“Wie spät ist es?”
È sufficiente una frase per capire la mentalità, non è sufficiente una vita per assorbirla.
Letteralmente significa “Quanto è tardi?” ma, come i più attenti di voi avranno già capito, viene utilizzato correntemente per chiedere l’ora. È la forma più comune ed usata e, a detta del mio Tandempartner, l’unica degna di essere memorizzata. “Quanto è tardi” però non significa “Che ore sono”. La differenza non è una sottigliezza linguistica, non è un errore di traduzione, non è nemmeno un gioco di parole di cui non capiamo il significato: è dettato dalla cultura dell’operosità, che a noi non tange.
“Quanto è tardi” non implica un ritardo, in quanto difficilmente i tedeschi non rispettano un orario. Ricordo che nella prima settimana di lezioni avevo fatto notare ai miei compagni che, nonostante non fossi mai stato il primo a entrare in classe, non ero mai arrivato a lezione iniziata, nonostante tutti i clichè possibili e immaginabili sugli italiani. Un mio compagno mi rispose così: “Non essere in ritardo non significa essere puntuale: noi intendiamo puntualità l’essere 5 minuti in anticipo, senza la fretta che caratterizza i ritardatari”. La differenza è notevole: premettendo che odio i ritardatari sistematici in quanto li reputo mentalmente disorganizzati, odio anche chi arriva in anticipo e mette una inutile, magari non voluta, pressione addosso. Secondo un personalissimo punto di vista, una accettabile puntualità varia da +1 a +10 minuti; dopodichè, sbrocco.
Qualche mese fa andammo a una festa a casa di alcune ragazze greche che avevano fissato l’inizio del party alle 21. Per quanto vi possa sembrare presto, credetemi, non è così: ancora non mi sono abituato a cenare alle 18.30 per cominciare a bere alle 20.30. Una delle “guests” ci racconta che hanno dovuto lavare per terra, mettere a posto i mobili e preparare la sala in 15 minuti, perchè già alle 20.50 qualche autoctono si era già palesato sotto casa. Noi ci presentammo alle 22.30, alla faccia della puntualità e della menefreganza, senza mettere alcuna pressione.

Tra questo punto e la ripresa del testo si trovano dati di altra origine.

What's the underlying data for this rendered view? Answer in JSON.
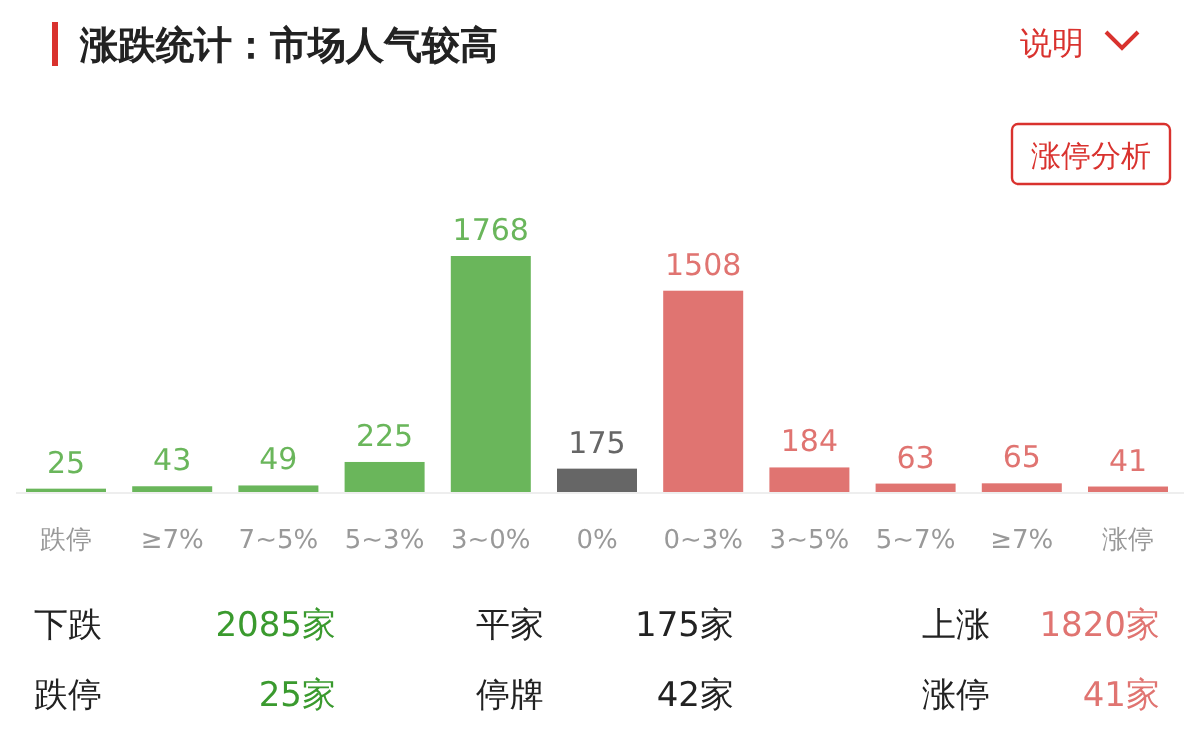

Tornando al “Quanto è tardi”, è un modo per esprimere in maniera diretta l’ansia del rispettare un orario a tutti i costi, sottointendendo a priori che è già tardi per cominciare a muoversi. È un meccanismo mentale che automaticamente, e quasi paradossalmente, ti spinge ad affrettarti per raggiungere l’obbiettivo nel tempo stabilito. Implica contemporaneamente l’avere qualcosa di urgente da fare, per la quale non si può tardare, e il concludere ciò che si sta facendo, in un meraviglioso ciclo di operosità, i cui frutti sono evidenti nella vita di tutti i giorni. Appena arrivato ad Hannover, infatti, la stazione centrale era un cantiere a cielo aperto: linee dei tram deviate, parcheggi provvisori, marciapiedi dissestati. Passato un mese, e non sto scherzando, tutta la piazza antestante Hauptbahnof era finita, tirata a lucido e già funzionante. Un mese fa una tempesta di vento si è abbattuta sulla città; bene, il giorno dopo tutto ciò che era considerato come pericoloso era stato transennato, tre giorni dopo nemmeno più un ramoscello intralciava strade o marciapiedi.
Queste differenze linguistiche possono sembrare stupidi giochetti per filosofi, o semplicemente inutili complessi di un pazzo come me, e magari lo sono. Ma vedendoci qualcosa di più di una semplice inflessione linguistica, ho voluto riportarvi un’altra piccola porzione di cultura tedesca, o meglio, un altro punto di vista italiano sulla cultura tedesca. Concludendo con qualcosa che non c’entra un cazzo, questa sottigliezza mi ricorda una battuta di Beppe Grillo ad uno spettacolo a Milano: “Qua per chiedere quanto costa dite “Quanto le devo”, a Genova diciamo “Quanto mi prende””.
Sottigliezze per alcuni, curiosità per altri.